The CWA said most other key issues also had not been resolved, including the union's ability to organize nonunion workers in the company's rapidly growing Verizon Wireless division. Other unresolved concerns included forced overtime and stressful working conditions for operators and service representatives.
"We've made some good progress," said Verizon spokesman Eric Rabe, "but there are some outstanding issues ... so I don't want to lead anybody to the conclusion that we're on the brink of a settlement."
Jim Spellane, a spokesman for the International Brotherhood of Electrical Workers, which accompanied the CWA on strike, said that "things are getting done."
Talks resumed about 8 a.m. yesterday after a 16-hour session Sunday. Negotiators adjourned the talks about 8 p.m. last night.
The 15,000 IBEW employees and the 72,000 CWA workers who went on strike early Sunday morning are employees of the former Bell Atlantic, which serves 25 million customers from Maine to Virginia, including in Maryland. Roughly 8,200 union employees - all with the CWA - work in Maryland, according to Verizon spokeswoman Sandra Arnette.
The New York-based Verizon, the nation's largest telephone company, was formed when Bell Atlantic bought GTE Corp. in June. Overall, it has about 260,000 employees.
About 14,000 union members picketed more than 540 Verizon facilities yesterday, compared with 6,000 picketers at 300 locations Sunday.
The strike hasn't hindered customers' ability to make phone calls, which are highly automated, said Arnette. Verizon is filling some of the vacant jobs with 30,000 managers. However, the union walkout has led to a virtual shutdown of the "411" directory-assistance service, as well as in long delays fulfilling service requests.

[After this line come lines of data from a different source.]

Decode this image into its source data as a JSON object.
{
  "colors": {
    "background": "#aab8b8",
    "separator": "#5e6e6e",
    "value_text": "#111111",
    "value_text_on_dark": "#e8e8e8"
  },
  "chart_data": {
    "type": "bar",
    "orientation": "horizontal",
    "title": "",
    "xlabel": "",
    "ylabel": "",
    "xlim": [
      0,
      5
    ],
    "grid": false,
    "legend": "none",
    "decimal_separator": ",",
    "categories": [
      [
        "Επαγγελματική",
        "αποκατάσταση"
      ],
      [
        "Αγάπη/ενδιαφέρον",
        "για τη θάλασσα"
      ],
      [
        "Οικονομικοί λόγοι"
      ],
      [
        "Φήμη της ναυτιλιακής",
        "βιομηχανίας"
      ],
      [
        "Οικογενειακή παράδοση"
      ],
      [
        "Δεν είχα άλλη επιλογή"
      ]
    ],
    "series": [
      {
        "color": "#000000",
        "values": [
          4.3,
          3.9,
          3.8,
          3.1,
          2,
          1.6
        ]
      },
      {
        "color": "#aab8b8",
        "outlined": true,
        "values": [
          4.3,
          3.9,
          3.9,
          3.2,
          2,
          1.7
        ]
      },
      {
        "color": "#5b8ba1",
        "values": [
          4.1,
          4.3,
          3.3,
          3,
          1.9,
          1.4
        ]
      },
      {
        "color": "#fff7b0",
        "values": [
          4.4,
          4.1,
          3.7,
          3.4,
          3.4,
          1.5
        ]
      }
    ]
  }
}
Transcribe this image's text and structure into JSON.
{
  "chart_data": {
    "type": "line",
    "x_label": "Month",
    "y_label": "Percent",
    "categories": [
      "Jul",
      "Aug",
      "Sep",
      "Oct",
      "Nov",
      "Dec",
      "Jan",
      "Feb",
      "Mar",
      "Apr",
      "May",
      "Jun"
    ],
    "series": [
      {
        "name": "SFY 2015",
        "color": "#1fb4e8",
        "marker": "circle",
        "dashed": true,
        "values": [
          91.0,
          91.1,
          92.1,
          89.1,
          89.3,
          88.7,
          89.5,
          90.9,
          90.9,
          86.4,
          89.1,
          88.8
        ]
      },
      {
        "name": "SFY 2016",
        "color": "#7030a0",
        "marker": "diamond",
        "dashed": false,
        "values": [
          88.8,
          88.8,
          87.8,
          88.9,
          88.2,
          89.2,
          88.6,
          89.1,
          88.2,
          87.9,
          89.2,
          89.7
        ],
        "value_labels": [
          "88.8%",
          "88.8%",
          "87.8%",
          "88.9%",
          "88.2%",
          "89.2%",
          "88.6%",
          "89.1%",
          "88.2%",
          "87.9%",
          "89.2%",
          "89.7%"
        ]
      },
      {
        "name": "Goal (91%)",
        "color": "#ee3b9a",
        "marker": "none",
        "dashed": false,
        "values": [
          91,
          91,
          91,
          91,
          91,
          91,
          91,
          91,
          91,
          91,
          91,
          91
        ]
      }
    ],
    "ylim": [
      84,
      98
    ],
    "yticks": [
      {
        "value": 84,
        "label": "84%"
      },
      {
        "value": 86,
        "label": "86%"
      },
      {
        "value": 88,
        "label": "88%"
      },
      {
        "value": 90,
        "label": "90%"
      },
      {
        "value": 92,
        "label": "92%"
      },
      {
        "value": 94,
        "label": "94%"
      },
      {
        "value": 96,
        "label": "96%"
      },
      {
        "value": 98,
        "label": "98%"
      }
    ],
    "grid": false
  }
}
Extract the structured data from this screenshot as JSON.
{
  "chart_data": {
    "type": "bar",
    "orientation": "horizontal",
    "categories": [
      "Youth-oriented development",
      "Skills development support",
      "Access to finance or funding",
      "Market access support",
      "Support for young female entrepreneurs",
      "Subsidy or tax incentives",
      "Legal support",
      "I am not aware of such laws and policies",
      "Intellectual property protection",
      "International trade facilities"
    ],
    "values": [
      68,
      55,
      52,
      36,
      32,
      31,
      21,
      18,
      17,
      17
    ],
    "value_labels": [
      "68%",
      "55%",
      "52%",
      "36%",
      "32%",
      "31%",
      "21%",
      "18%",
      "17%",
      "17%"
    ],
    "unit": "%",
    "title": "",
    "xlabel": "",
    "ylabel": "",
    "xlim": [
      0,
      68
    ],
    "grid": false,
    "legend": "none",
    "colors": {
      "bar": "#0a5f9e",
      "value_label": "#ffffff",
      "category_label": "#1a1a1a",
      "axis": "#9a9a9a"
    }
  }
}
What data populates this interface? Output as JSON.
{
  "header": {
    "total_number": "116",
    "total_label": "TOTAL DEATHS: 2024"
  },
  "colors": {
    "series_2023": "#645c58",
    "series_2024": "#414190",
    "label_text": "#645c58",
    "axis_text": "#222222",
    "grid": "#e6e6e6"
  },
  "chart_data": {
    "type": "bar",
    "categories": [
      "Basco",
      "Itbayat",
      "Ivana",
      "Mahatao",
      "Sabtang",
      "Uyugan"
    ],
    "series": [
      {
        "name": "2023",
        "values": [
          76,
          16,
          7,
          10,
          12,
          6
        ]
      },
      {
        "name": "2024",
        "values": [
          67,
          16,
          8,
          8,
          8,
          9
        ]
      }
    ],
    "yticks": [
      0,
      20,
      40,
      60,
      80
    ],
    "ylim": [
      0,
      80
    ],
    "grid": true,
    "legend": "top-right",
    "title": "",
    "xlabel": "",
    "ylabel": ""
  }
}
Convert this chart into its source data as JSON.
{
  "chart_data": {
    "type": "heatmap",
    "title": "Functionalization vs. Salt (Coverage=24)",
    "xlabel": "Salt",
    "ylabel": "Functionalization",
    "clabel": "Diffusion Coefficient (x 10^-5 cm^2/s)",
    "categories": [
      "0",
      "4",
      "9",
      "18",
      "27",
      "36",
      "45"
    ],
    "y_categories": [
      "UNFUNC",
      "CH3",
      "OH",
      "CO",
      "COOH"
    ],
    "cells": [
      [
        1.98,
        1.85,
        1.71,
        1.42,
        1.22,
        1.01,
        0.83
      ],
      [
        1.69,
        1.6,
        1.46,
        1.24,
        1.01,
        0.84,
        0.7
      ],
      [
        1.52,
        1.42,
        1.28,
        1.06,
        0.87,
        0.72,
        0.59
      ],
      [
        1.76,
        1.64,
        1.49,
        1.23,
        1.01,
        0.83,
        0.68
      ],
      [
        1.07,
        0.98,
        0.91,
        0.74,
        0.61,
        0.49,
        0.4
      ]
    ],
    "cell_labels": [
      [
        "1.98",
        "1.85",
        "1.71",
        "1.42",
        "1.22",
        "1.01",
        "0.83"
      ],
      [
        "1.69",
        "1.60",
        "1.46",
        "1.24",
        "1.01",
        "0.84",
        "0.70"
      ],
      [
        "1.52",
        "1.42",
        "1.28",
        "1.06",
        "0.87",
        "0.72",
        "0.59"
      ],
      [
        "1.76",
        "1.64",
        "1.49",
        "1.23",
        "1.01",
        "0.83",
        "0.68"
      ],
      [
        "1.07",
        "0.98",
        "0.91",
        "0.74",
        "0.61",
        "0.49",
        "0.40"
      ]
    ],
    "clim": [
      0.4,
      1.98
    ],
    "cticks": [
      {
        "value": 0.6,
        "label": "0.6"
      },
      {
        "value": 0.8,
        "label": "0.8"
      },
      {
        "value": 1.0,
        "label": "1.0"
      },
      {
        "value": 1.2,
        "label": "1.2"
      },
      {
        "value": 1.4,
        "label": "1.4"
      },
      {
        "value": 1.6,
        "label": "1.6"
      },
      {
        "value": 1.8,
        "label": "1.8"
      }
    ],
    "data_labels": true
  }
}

For people such as Jeff Dorsey, these delays made for a frustrating workday yesterday. Dorsey is a sales-and-service specialist for Maryland Telephone, a Towson firm that manages telecommunications systems for such commercial customers as car dealerships and real estate agencies.
When Dorsey's customers experience trouble with the high-speed lines they use for data transmission and Internet traffic, he calls Verizon, orders the repair and shepherds it through. Yesterday, however, the strike meant either long waits on hold or e-mailing Verizon with service requests, with little confidence they would be read and acted on promptly.
"I've been on hold for over an hour," Dorsey said with a rueful laugh.
In 1995, when a previous contract expired, union workers stayed on the job until negotiators from the union and Bell Atlantic were able to reach a new bargaining agreement. On Sunday, however, workers struck as talks proceeded.
Areas of disagreement include typical issues such as pay, benefits and mandatory overtime, and the company's desire to ease the stringent workplace rules that specify which workers may do which jobs.
Union officials say they also are concerned about the difficulty they've had unionizing the Verizon Wireless unit, one of the fastest-growing parts of the company's business. That business, a joint venture with Vodafone PLC of Great Britain, has roughly 50 union members in a work force of 30,000.
Company officials say they are competing against nonunion communications companies, and that's why Verizon has sought highly flexible workplace rules even during informal talks with the union before negotiations officially began June 26, the company said.
Keith Cyphers, a 45-year-old cable-slicing technician who is on strike, said union workers started to ready themselves months ago for a strike, putting their finances in such good order that even a work stoppage of several months shouldn't be too much of a hardship.
"While we hoped they'd settle, we prepared for this," said Cyphers, a father of three who lives in Belcamp, Harford County.
Union workers say they only want to share in their company's success during a period that's the most prosperous - and the most technologically advanced - in the nation's history.
"When you see the CEO getting $20 million in bonuses and salary, and they quibble with us over 3 or 4 percent," workers question the company's commitment to its employees, Cyphers said. "It's a $60 billion company. ... We know the money's there. We just have a modest request, that they give up some for the workers."
Wire services contributed to this article.